The return of wolves to the contiguous United States is one of the most notable success stories of wildlife conservation.
Once the most widespread carnivore on Earth, wolves were eradicated for centuries across Europe, and early immigrants to North America brought with them their cultural prejudice and fear of the species. Since that time, this important keystone species—an animal vital to the structure and integrity of its ecological community—has been both targeted for extermination and revered as a symbol of wilderness. Despite near total eradication in the lower 48 states, wolves are on the road to recovery thanks to protection afforded them under the Endangered Species Act (ESA) and to efforts by Defenders of Wildlife and other partner conservation organizations, tribes, state and federal agencies and citizen activists.
Wolves once roamed across the North American continent, from the Atlantic to the Pacific coast and from Canada and Alaska’s low Arctic to Mexico’s Central Plateau. Together, two species, the gray wolf (Canis lupus) and the red wolf (Canis rufus), may have numbered 400,000 or more before European settlement (Leonard et al. 2005). Misconceptions rooted in myth and folklore, along with concerns over competition between people and wolves for wild game and livestock, contributed to negative attitudes toward wolves.
Shortly after Europeans arrived, human intolerance led to aggressive eradication programs that eliminated wolves from most of their former range. Populations survived in Canada and Alaska, but in the lower 48 states, the only wolves left by the 1960s were gray wolves in northern Minnesota, Michigan’s Isle Royale National Park in Lake Superior and red wolves in a small portion of Texas and Louisiana (Mech 1995).
A change in attitude
As the last wolves were eradicated from the western United States in the early 20th century, pioneers in the study of this persecuted species—scientists like Ernest Thompson Seton, Stanley P. Young, Adolph Murie and Aldo Leopold—warned that the loss of wolves would result in widespread damage to the environment. The concerns of these researchers (now considered the fathers of modern wolf conservation) were eventually adopted by the emerging environmental movement gaining momentum nationwide in the 1960s and 1970s.
National campaigns, movies and popular stories also fostered increasingly favorable attitudes toward wolves. The International Wolf Center and the Science Museum of Minnesota mounted “Wolves and Humans,” a traveling exhibit seen by more than 2.5 million people in 18 U.S. and Canadian cities in nine years on the road. Books like Farley Mowat’s “Never Cry Wolf,” released in 1963 and adapted for a 1983 feature film, and Barry Lopez’s “Of Wolves and Men,” a 1978 National Book Award finalist, were widely read and acclaimed.
Fueled by this positive shift in public attitude toward these top predators, the recovery of wolves in the United States began to accelerate (Musiani and Paquet 2004).
Protections pave way for recovery
Wolves were first formally designated as “endangered” in 1967 under an earlier and much weaker version of today’s ESA that provided no protection against lethal wolf control.

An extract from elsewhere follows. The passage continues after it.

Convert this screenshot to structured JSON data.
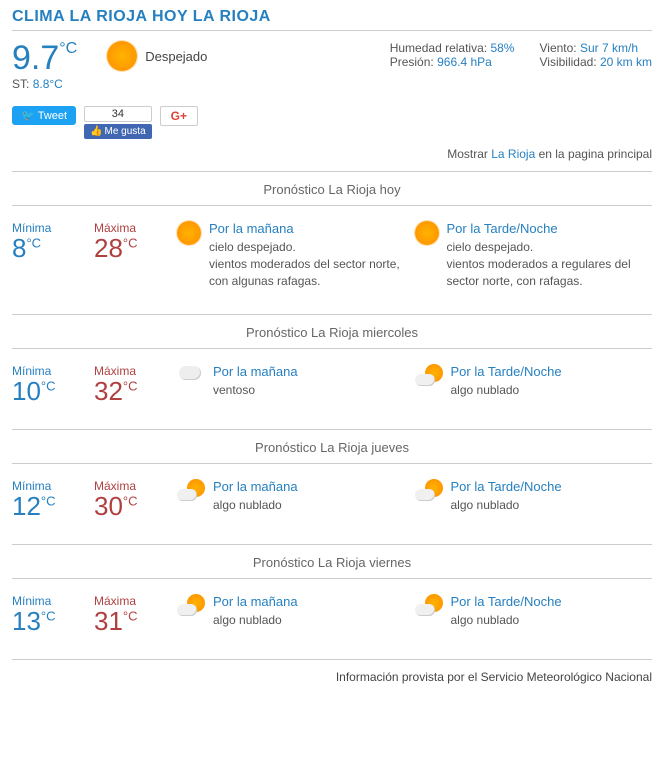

When the current ESA was enacted in 1973, all the species listed as endangered under the earlier law, including gray and red wolves, were automatically listed as endangered under the new, much more protective law.

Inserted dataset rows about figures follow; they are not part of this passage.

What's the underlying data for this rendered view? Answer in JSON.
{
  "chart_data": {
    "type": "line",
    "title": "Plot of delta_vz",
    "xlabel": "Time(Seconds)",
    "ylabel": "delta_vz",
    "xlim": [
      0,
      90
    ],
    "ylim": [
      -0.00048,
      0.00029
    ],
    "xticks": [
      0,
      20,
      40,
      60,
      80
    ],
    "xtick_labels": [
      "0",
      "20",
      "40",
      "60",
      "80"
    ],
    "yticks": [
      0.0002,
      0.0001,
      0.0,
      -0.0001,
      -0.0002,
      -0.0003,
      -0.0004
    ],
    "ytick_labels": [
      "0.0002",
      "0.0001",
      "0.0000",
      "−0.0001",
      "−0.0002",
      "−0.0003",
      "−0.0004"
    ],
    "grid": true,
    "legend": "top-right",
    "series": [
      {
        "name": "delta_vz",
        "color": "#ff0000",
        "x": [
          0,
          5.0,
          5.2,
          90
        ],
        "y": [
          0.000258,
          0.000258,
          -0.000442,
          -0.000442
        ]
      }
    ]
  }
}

The U.S. Fish and Wildlife Service (FWS) designated red wolves as endangered and gray wolves as threatened in Minnesota and endangered in the rest of the lower 48 states. Thanks to these protections, gray wolf populations in Minnesota increased significantly and dispersed into Wisconsin and Michigan.

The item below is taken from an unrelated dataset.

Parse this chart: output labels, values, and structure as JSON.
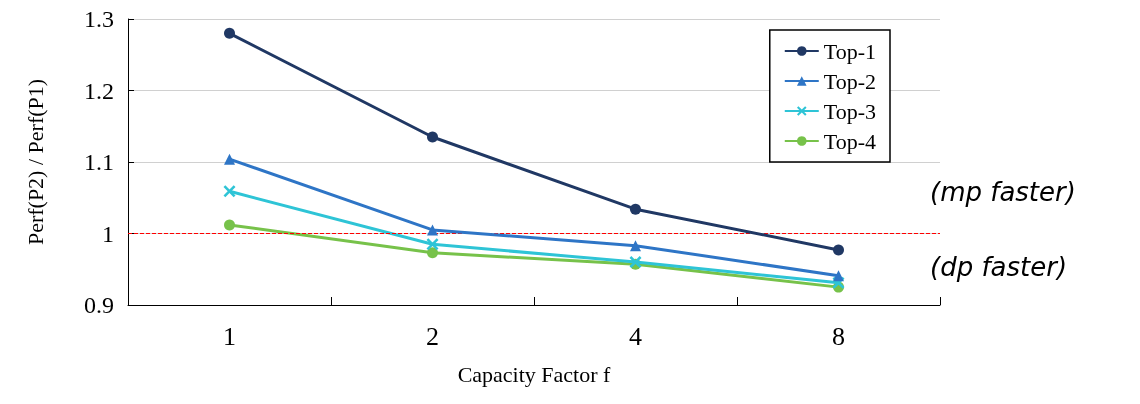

In 1987, FWS released captive-bred red wolves in northeastern North Carolina. Meanwhile, out west the prohibition under the 1973 ESA of hunting, trapping, harassing or otherwise harming wolves allowed the predators to slowly expand their range south of the Canadian border. Defenders helped win support for further wolf expansion and acceptance through programs to reimburse ranchers for livestock losses and to prevent losses in the first place. Wolf recovery in the Northern Rockies then got a huge boost in 1995 when FWS released gray wolves from Canada into Yellowstone National Park and central Idaho. And finally, in 1998, FWS released captive-bred Mexican gray wolves into a remote area in Arizona.
The public remains fascinated with wolves. Tourists from all over the world flock to Yellowstone and other wolf habitats, substantially benefiting local economies. With the successful restoration of wolves to key areas like Yellowstone and central Idaho, and their tentative return to the Southwest, modern science is now proving what Seton, Young, Murie and Leopold understood so long ago: Wolves have significant and important influences on other species and their environment (Smith et al. 2003, Ripple and Beschta 2012).